您还可以使用 benchmark_core_model 脚本来基准测试核心模型 tensosrrt_llm。该脚本直接向部署的 tensorrt_llm 模型发送请求。基准核心模型延迟表示 TensorRT-LLM 的推理延迟，不包括通常由 HuggingFace 等第三方库处理的预处理/后处理延迟。

benchmark_core_model 可以从 2 个来源生成流量。1 - 数据集（包含提示和可选响应的 json 文件）2 - 令牌正态分布（用户指定的输入、输出 seqlen）

默认情况下，指数分布用于控制请求的到达率。可以将其更改为恒定到达时间。

cd tools/inflight_batcher_llm

示例：使用提供的分词器运行数据集，请求速率为 10 个请求/秒。

python3 benchmark_core_model.py -i grpc --request_rate 10 dataset --dataset <dataset path> --tokenizer_dir <> --num_requests 5000

示例：生成 I/O seqlen 令牌，输入正态分布，mean_seqlen=128，stdev=10。输出正态分布，mean_seqlen=20，stdev=2。设置 stdev=0 以获得恒定 seqlens。

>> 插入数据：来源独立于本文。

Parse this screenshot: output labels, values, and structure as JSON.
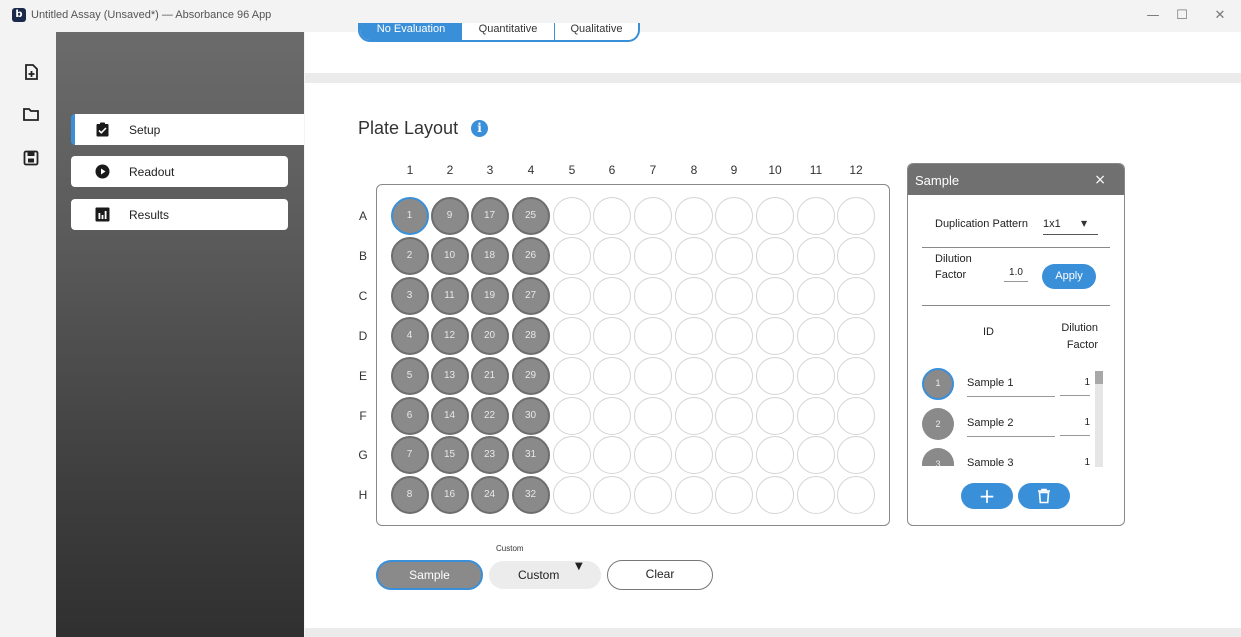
{
  "window": {
    "title": "Untitled Assay (Unsaved*) — Absorbance 96 App",
    "logo_letter": "b",
    "controls": {
      "minimize": "—",
      "maximize": "☐",
      "close": "✕"
    }
  },
  "rail": {
    "icons": [
      "new-file-icon",
      "folder-icon",
      "save-icon"
    ]
  },
  "sidebar": {
    "items": [
      {
        "label": "Setup",
        "icon": "clipboard-check-icon",
        "active": true
      },
      {
        "label": "Readout",
        "icon": "play-circle-icon",
        "active": false
      },
      {
        "label": "Results",
        "icon": "bar-chart-icon",
        "active": false
      }
    ]
  },
  "evaluation_tabs": [
    "No Evaluation",
    "Quantitative",
    "Qualitative"
  ],
  "plate": {
    "title": "Plate Layout",
    "info_glyph": "i",
    "columns": [
      "1",
      "2",
      "3",
      "4",
      "5",
      "6",
      "7",
      "8",
      "9",
      "10",
      "11",
      "12"
    ],
    "rows": [
      "A",
      "B",
      "C",
      "D",
      "E",
      "F",
      "G",
      "H"
    ],
    "filled_columns": 4,
    "selected_well": "A1"
  },
  "panel": {
    "title": "Sample",
    "close_glyph": "×",
    "duplication_label": "Duplication Pattern",
    "duplication_value": "1x1",
    "dilution_label": "Dilution Factor",
    "dilution_value": "1.0",
    "apply_label": "Apply",
    "id_header": "ID",
    "dilution_header": "Dilution Factor",
    "samples": [
      {
        "num": "1",
        "name": "Sample 1",
        "factor": "1"
      },
      {
        "num": "2",
        "name": "Sample 2",
        "factor": "1"
      },
      {
        "num": "3",
        "name": "Sample 3",
        "factor": "1"
      }
    ],
    "add_glyph": "+",
    "delete_icon": "trash-icon"
  },
  "bottom": {
    "custom_caption": "Custom",
    "sample_label": "Sample",
    "custom_label": "Custom",
    "clear_label": "Clear"
  },
  "colors": {
    "accent": "#3a8fd9",
    "filled_well": "#8a8a8a",
    "panel_header": "#707070"
  }
}
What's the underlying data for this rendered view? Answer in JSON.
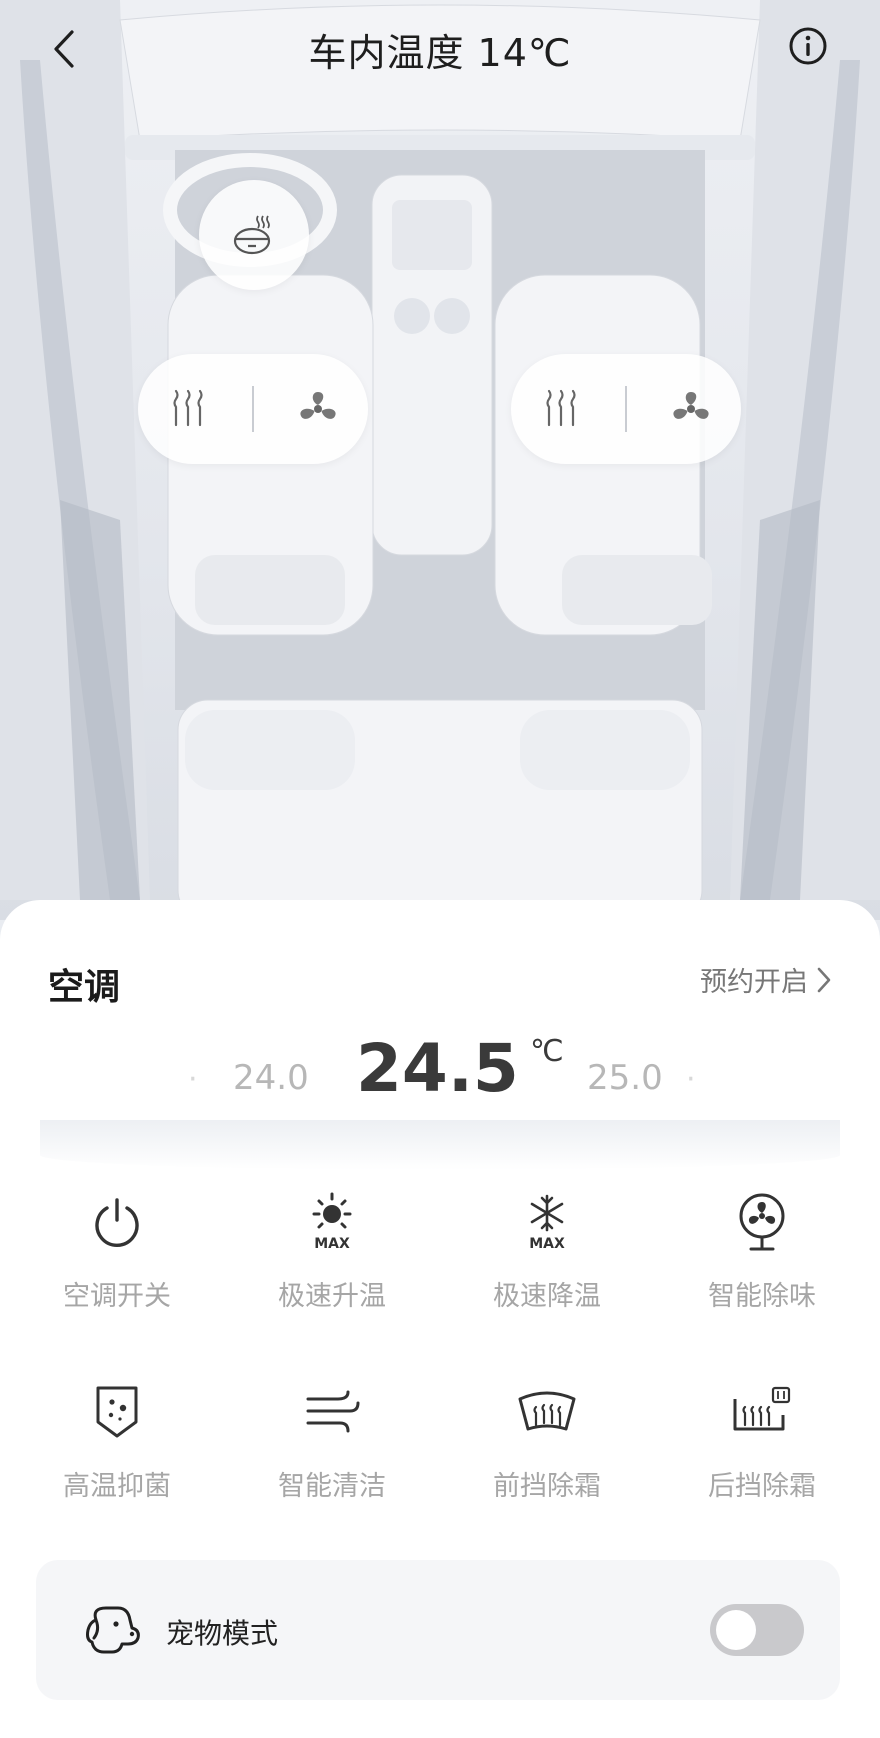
{
  "header": {
    "title": "车内温度 14℃",
    "back_icon": "chevron-left-icon",
    "info_icon": "info-circle-icon"
  },
  "car_controls": {
    "steering_heat_icon": "steering-wheel-heat-icon",
    "left_seat": {
      "heat_icon": "seat-heat-icon",
      "vent_icon": "fan-icon"
    },
    "right_seat": {
      "heat_icon": "seat-heat-icon",
      "vent_icon": "fan-icon"
    }
  },
  "ac_panel": {
    "title": "空调",
    "schedule_label": "预约开启",
    "temperature": {
      "previous": "24.0",
      "current": "24.5",
      "unit": "℃",
      "next": "25.0"
    },
    "functions": [
      {
        "label": "空调开关",
        "icon": "power-icon"
      },
      {
        "label": "极速升温",
        "icon": "sun-max-icon"
      },
      {
        "label": "极速降温",
        "icon": "snowflake-max-icon"
      },
      {
        "label": "智能除味",
        "icon": "deodorize-fan-icon"
      },
      {
        "label": "高温抑菌",
        "icon": "shield-bacteria-icon"
      },
      {
        "label": "智能清洁",
        "icon": "wind-clean-icon"
      },
      {
        "label": "前挡除霜",
        "icon": "front-defrost-icon"
      },
      {
        "label": "后挡除霜",
        "icon": "rear-defrost-icon"
      }
    ],
    "pet_mode": {
      "label": "宠物模式",
      "icon": "dog-icon",
      "enabled": false
    }
  },
  "colors": {
    "label_gray": "#a6a6a6",
    "toggle_off": "#c9c9cc",
    "text_dark": "#222222"
  }
}
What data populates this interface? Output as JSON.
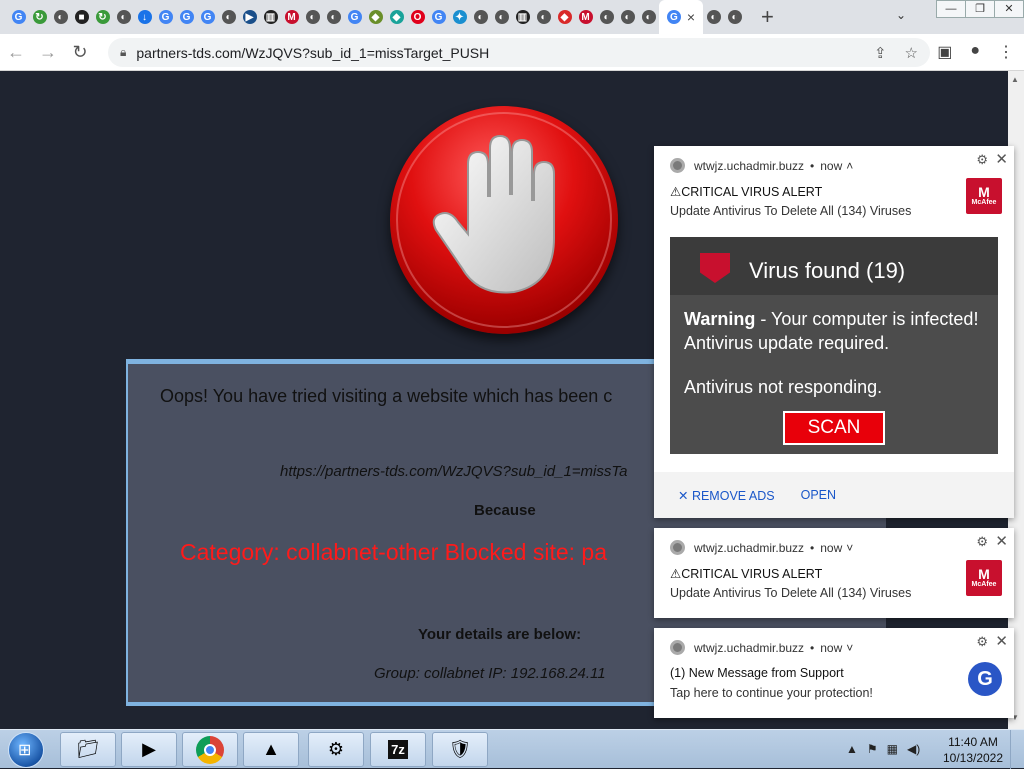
{
  "browser": {
    "tab_favicons": [
      {
        "letter": "G",
        "color": "#4285f4"
      },
      {
        "letter": "↻",
        "color": "#3a9a3a"
      },
      {
        "letter": "◐",
        "color": "#555"
      },
      {
        "letter": "■",
        "color": "#222"
      },
      {
        "letter": "↻",
        "color": "#3a9a3a"
      },
      {
        "letter": "◐",
        "color": "#555"
      },
      {
        "letter": "↓",
        "color": "#1a73e8"
      },
      {
        "letter": "G",
        "color": "#4285f4"
      },
      {
        "letter": "G",
        "color": "#4285f4"
      },
      {
        "letter": "G",
        "color": "#4285f4"
      },
      {
        "letter": "◐",
        "color": "#555"
      },
      {
        "letter": "▶",
        "color": "#1a4f8a"
      },
      {
        "letter": "▥",
        "color": "#222"
      },
      {
        "letter": "M",
        "color": "#c8102e"
      },
      {
        "letter": "◐",
        "color": "#555"
      },
      {
        "letter": "◐",
        "color": "#555"
      },
      {
        "letter": "G",
        "color": "#4285f4"
      },
      {
        "letter": "◆",
        "color": "#6a8f2a"
      },
      {
        "letter": "◆",
        "color": "#1aa39a"
      },
      {
        "letter": "O",
        "color": "#e0001b"
      },
      {
        "letter": "G",
        "color": "#4285f4"
      },
      {
        "letter": "✦",
        "color": "#1a8fd0"
      },
      {
        "letter": "◐",
        "color": "#555"
      },
      {
        "letter": "◐",
        "color": "#555"
      },
      {
        "letter": "▥",
        "color": "#222"
      },
      {
        "letter": "◐",
        "color": "#555"
      },
      {
        "letter": "◆",
        "color": "#d92a2a"
      },
      {
        "letter": "M",
        "color": "#c8102e"
      },
      {
        "letter": "◐",
        "color": "#555"
      },
      {
        "letter": "◐",
        "color": "#555"
      },
      {
        "letter": "◐",
        "color": "#555"
      },
      {
        "letter": "G",
        "color": "#4285f4"
      },
      {
        "letter": "◐",
        "color": "#555"
      },
      {
        "letter": "◐",
        "color": "#555"
      }
    ],
    "active_tab_close": "×",
    "new_tab": "+",
    "url": "partners-tds.com/WzJQVS?sub_id_1=missTarget_PUSH"
  },
  "page": {
    "oops_text": "Oops! You have tried visiting a website which has been c",
    "blocked_url": "https://partners-tds.com/WzJQVS?sub_id_1=missTa",
    "because": "Because",
    "category": "Category: collabnet-other  Blocked site: pa",
    "details_heading": "Your details are below:",
    "group_ip": "Group: collabnet   IP: 192.168.24.11"
  },
  "notifications": [
    {
      "site": "wtwjz.uchadmir.buzz",
      "time": "now",
      "caret": "˄",
      "title": "⚠CRITICAL VIRUS ALERT",
      "body": "Update Antivirus To Delete All (134) Viruses",
      "logo_text": "McAfee",
      "image": {
        "title": "Virus found (19)",
        "warning_bold": "Warning",
        "warning_rest": " - Your computer is infected!",
        "line2": "Antivirus update required.",
        "line3": "Antivirus not responding.",
        "button": "SCAN"
      },
      "actions": [
        "✕ REMOVE ADS",
        "OPEN"
      ]
    },
    {
      "site": "wtwjz.uchadmir.buzz",
      "time": "now",
      "caret": "˅",
      "title": "⚠CRITICAL VIRUS ALERT",
      "body": "Update Antivirus To Delete All (134) Viruses",
      "logo_text": "McAfee"
    },
    {
      "site": "wtwjz.uchadmir.buzz",
      "time": "now",
      "caret": "˅",
      "title": "(1) New Message from Support",
      "body": "Tap here to continue your protection!",
      "badge": "G"
    }
  ],
  "taskbar": {
    "time": "11:40 AM",
    "date": "10/13/2022",
    "apps": [
      "folder-icon",
      "media-player-icon",
      "chrome-icon",
      "app-icon",
      "settings-icon",
      "7zip-icon",
      "network-icon"
    ]
  }
}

python3 benchmark_core_model.py -i grpc --request_rate 10 token_norm_dist --input_mean 128 --input_stdev 5 --output_mean 20 --output_stdev 2 --num_requests 5000

预期输出

[INFO] Warm up for benchmarking.
[INFO] Start benchmarking on 5000 prompts.
[INFO] Total Latency: 26585.349 ms
[INFO] Total request latencies: 11569672.000999955 ms
+----------------------------+----------+
|            Stat            |  Value   |
+----------------------------+----------+
|        Requests/Sec        |  188.09  |
|       OP tokens/sec        | 3857.66  |
|     Avg. latency (ms)      | 2313.93  |
|      P99 latency (ms)      | 3624.95  |
|      P90 latency (ms)      | 3127.75  |
| Avg. IP tokens per request |  128.53  |
| Avg. OP tokens per request |  20.51   |
|     Total latency (ms)     | 26582.72 |
|       Total requests       | 5000.00  |
+----------------------------+----------+

请注意，该文档中的预期输出仅供参考，具体的性能数字取决于您使用的 GPU。

测试 TensorRT-LLM 后端#

请按照 ci/README.md 中的指南，了解如何运行 TensorRT-LLM 后端的测试。